What kind of morality is that? There are Ashkenazim like him who are “different”. Someone brought up in Frankfurt am Main will have very different attitudes, customs, and habits than someone brought up in the Carpathian backwoods. Or what about an Ashkenazi with absolutely no secular education as opposed to one with an Ivy League degree? Clearly his reason for not wanting to marry a Sefardi or a convert cannot be differences of attitude and custom. Of course it’s racist.
Racism is judging a person not by his actions but purely by physical characteristics. An ugly man cannot be a good man. A black man must automatically be inferior to a white man, a Sefardi to an Ashkenazi. That is racism at its most barbarous, intellectually degenerate, and morally corrupt. It is Naziism, “Jews are not like us.”
If I say I want someone who is moral for my son-in-law, or someone who lives a religious life for a daughter-in-law, that is not racist. I am judging people for how they are rather than where they came from, by the depth of their souls rather than the surface of their skins. I would by far prefer my children to marry converts who care about Torah and live ethical lives, than members of the longest genealogical line of Ashkenazim who could not care less about either.
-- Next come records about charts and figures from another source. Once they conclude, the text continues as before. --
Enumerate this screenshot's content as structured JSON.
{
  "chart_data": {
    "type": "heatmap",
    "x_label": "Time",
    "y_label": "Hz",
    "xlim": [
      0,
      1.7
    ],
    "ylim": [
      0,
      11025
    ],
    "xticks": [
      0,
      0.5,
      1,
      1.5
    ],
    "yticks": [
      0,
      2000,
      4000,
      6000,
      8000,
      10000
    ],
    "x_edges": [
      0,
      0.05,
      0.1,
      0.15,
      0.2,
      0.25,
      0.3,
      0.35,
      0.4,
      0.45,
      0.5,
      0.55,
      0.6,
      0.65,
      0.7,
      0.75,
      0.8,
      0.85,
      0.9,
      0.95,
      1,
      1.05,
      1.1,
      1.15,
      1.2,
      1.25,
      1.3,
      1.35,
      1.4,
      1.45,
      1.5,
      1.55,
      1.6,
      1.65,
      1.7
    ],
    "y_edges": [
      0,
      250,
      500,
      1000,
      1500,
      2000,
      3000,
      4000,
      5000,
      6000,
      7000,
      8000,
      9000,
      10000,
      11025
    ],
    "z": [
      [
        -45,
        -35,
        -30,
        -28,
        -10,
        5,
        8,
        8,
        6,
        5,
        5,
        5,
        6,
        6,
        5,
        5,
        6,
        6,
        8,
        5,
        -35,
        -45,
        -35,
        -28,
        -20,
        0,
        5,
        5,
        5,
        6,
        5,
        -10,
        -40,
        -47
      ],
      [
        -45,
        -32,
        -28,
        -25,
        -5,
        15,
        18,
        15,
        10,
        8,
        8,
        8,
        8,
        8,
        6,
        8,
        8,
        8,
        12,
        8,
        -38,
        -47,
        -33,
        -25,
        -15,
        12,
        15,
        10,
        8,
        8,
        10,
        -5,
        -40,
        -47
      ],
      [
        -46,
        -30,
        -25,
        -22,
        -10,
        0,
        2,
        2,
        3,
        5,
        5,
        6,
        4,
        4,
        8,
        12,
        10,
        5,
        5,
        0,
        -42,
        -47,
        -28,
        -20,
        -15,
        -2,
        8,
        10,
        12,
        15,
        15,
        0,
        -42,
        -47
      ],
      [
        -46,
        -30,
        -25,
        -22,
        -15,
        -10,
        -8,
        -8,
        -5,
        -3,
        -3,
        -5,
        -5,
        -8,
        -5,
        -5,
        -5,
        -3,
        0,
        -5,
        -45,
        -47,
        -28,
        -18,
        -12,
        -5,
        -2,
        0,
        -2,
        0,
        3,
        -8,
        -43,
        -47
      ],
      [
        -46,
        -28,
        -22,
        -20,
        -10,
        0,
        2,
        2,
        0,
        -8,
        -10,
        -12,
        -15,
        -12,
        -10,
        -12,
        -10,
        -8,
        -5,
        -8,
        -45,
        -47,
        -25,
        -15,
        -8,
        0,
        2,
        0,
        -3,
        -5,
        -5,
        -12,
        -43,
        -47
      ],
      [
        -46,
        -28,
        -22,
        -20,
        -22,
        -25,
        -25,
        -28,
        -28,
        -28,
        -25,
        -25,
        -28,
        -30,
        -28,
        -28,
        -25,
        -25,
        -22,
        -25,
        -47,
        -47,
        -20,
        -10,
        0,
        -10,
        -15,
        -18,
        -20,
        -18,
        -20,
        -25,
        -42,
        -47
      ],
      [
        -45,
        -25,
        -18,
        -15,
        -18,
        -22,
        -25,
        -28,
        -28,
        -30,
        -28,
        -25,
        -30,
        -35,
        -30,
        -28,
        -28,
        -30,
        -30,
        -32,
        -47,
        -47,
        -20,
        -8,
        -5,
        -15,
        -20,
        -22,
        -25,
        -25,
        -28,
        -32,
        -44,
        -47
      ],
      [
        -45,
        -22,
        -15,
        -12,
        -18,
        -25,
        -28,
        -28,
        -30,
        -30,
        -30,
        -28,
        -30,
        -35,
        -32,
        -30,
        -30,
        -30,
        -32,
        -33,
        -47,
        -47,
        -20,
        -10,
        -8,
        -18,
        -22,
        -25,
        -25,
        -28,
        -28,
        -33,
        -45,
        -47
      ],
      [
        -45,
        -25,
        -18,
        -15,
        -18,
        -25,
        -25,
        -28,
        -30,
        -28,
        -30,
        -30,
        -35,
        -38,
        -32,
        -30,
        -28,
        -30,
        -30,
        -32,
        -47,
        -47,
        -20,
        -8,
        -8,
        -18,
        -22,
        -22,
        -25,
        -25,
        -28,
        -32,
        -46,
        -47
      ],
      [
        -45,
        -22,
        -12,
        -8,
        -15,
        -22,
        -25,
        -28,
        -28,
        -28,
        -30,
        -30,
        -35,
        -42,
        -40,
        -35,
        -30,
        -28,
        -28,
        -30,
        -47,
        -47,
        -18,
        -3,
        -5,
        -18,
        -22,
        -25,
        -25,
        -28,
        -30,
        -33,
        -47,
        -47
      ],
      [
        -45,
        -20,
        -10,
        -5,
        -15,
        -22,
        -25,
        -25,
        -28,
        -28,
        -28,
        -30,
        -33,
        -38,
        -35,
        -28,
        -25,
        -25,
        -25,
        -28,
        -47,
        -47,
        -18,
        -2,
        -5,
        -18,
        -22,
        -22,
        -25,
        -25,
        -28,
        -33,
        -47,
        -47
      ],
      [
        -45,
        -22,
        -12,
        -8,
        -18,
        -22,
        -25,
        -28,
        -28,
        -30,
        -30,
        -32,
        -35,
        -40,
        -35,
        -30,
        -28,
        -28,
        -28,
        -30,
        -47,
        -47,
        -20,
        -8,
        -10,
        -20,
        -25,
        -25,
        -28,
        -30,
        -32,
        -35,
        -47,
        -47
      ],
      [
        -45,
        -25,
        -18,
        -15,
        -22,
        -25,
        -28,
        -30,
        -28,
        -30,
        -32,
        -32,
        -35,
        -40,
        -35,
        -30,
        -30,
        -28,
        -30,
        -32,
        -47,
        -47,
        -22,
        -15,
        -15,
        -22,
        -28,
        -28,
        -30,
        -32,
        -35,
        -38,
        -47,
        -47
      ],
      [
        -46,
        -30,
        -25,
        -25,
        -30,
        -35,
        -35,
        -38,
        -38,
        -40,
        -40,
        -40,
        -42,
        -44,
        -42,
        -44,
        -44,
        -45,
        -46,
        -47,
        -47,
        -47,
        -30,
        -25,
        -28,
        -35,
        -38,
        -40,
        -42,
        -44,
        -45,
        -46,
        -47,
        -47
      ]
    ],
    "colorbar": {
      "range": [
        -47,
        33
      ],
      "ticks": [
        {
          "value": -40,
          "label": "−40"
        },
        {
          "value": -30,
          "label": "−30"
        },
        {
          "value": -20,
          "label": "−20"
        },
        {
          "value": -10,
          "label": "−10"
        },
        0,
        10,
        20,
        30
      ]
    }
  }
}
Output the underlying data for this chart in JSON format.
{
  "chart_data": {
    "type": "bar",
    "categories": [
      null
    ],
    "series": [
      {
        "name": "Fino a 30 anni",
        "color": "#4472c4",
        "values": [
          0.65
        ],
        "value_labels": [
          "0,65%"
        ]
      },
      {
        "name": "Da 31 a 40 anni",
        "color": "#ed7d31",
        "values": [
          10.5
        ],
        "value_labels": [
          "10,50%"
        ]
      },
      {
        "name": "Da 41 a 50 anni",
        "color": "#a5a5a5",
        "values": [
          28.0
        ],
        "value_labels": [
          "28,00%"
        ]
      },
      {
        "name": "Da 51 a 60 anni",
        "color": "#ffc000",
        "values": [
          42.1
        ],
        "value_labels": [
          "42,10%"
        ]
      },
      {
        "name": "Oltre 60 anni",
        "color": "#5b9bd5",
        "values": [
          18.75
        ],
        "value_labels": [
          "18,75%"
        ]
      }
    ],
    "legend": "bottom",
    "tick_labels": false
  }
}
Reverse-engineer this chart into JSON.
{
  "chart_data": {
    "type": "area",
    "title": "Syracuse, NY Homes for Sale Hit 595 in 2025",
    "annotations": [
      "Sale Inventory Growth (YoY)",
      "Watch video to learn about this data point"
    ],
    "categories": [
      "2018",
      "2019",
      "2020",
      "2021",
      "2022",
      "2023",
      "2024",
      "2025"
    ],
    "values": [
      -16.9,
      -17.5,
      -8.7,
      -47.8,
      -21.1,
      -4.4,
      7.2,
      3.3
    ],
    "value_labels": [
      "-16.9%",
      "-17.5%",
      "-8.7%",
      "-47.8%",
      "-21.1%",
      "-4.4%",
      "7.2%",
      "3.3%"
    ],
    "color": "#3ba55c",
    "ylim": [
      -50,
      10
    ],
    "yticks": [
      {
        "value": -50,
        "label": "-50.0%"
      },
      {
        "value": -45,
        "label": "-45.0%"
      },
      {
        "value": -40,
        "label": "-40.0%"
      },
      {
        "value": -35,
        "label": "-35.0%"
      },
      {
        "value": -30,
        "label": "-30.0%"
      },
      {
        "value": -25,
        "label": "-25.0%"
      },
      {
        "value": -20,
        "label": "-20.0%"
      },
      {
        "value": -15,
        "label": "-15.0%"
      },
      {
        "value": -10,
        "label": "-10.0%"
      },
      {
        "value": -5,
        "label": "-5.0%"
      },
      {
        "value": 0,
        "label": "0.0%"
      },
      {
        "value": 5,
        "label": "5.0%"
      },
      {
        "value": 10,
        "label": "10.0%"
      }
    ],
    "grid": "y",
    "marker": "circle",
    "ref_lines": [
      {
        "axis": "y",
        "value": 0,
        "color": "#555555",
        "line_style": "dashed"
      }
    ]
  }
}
If the man had said, “You know, I would not want my daughter to marry a crook who might have all the outward characteristics of an Orthodox Jew (of any denomination or social group) because I object to corrupt behavior,” then I would of course sympathize. Even so, I would allow for a person to change and repent. But this fine fellow has no room for repentance, for spiritual growth, for religious improvement. If he had said I object to hypocrites, whoever they might be, or wife beaters, I would agree too, so long as he also understood that this has nothing to do with where you were born but how you were brought up.
But to smear a whole group without specifically naming one characteristic, to generalize about them and to pretend that his group is automatically different and superior is precisely what defines a racist.
It is not just amongst the Ashkenazim we have this disease. I am offended that the Syrian community in New York refuses to give honors to converts and children of converts because it believes this is the way to prevent intermarriage. It is like thinking censorship works better than education, that punishment is preferable to rehabilitation. And, frankly, given what they have had to put up with from Ashkenazim, I am secretly glad they retaliate by refusing to accept Ashkenazi sons- or daughters-in-law! How’s that for inconsistency? But still it is all the same problem.
The editor of Tradition, Shalom Carmy, has a reputation as a scholarly, intelligent, and moral man. In replying, he bends over backwards to be understanding and to avoid wiping the floor with such a crude, non-Jewish correspondent (and I mean non-Jewish in the sense of betraying Jewish values). He sees no evidence in the letter of racism, just of a failure in personal spirituality.
Even if we concede, as I would, that over the years many have abused the conversion system, or that occasional rabbinic voices have been raised that question some converts’ motives, or that Sefardim have been more influenced by Islam and Ashkenazim by Christianity, this still does not justify his crass generalizations. A failure in personal development is not the same as tarring whole groups.
This has been the very plague that has dogged us externally and internally throughout our history. It starts with this sort of xenophobia and then goes on to characterize and demonize whole peoples, whole nations and religions without realizing that with them, as with us, there are good ones and bad ones. The one thing we must be intolerant of is intolerance. Shalom Carmy’s public “tolerance” of an intellectually and morally challenged Jew has done Orthodoxy a great disservice.